21.11.2007 · Erledigtes Verfahren · EStG § 9 Abs 1 S 3 Nr 5 · VI R 24/05
Doppelte Haushaltsführung, Wohnung, Notwendigkeit, Angemessenheit
Letzte Änderung: 21. November 2007, 09:52 Uhr, Aufgenommen: 16. März 2007, 12:14 Uhr
Notwendiger Mehraufwand der Unterkunftskosten bei doppelter Haushaltsführung.

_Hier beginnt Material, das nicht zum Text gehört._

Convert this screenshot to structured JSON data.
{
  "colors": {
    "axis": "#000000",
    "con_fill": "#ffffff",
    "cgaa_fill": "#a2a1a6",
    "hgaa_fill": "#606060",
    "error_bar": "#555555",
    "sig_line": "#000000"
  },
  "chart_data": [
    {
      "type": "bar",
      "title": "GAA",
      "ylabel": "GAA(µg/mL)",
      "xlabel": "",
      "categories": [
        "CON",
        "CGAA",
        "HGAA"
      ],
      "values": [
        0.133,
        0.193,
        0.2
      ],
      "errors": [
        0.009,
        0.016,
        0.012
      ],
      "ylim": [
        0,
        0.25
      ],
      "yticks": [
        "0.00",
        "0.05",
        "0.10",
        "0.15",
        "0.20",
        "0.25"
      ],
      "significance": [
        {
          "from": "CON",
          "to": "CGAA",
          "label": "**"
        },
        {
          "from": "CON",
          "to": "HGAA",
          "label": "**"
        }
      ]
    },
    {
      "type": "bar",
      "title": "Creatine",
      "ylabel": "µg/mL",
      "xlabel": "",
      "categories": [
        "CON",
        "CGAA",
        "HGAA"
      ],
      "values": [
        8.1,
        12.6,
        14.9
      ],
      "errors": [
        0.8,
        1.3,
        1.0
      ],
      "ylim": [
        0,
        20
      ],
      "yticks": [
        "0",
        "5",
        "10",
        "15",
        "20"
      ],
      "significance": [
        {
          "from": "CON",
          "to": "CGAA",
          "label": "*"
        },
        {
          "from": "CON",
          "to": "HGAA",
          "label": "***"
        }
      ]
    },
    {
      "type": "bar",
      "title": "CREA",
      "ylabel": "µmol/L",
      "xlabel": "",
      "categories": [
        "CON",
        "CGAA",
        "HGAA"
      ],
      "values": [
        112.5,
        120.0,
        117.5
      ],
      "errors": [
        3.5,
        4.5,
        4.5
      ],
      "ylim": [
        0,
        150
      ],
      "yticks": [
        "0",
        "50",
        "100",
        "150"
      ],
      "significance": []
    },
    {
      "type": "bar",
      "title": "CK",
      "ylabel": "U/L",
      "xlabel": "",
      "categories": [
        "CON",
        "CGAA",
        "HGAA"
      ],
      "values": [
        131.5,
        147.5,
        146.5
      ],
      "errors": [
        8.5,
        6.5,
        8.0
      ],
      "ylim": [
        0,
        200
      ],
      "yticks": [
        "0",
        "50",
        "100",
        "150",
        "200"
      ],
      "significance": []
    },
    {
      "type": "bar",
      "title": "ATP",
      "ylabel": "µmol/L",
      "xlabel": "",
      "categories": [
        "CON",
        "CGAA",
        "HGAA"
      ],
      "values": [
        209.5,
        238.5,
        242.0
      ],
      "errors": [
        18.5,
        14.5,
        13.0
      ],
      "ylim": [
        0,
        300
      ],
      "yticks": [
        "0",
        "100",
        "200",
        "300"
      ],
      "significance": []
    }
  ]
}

Ist bei einer Einzelperson eine ca. 60 qm große Wohnung am Beschäftigungsort angemessen? Kann der Kläger als Geschäftsführer einer Bank den darüber hinausgehenden Mehraufwand für eine Drei-Zimmer-Wohnung mit einer Gesamtwohnfläche von ca. 94 qm, die von ihm nach den Vorstellungen des Arbeitgebers auch für berufliche Besprechungen und zur Repräsentation genutzt wird, nur dann als beruflich veranlasste Erwerbsaufwendungen abziehen, wenn die steuerliche Anerkennung eines häuslichen Arbeitszimmers gegeben ist?
Gericht: Bundesfinanzhof
Aktenzeichen: VI R 24/05
Vorinstanz: Finanzgericht Düsseldorf 17.2.2004 17 K 6386/02 E EFG 2005, 1758
Normen: EStG § 9 Abs 1 S 3 Nr 5, EStG § 12
Erledigt durch: Urteil vom 09.08.2007, Zurückverweisung.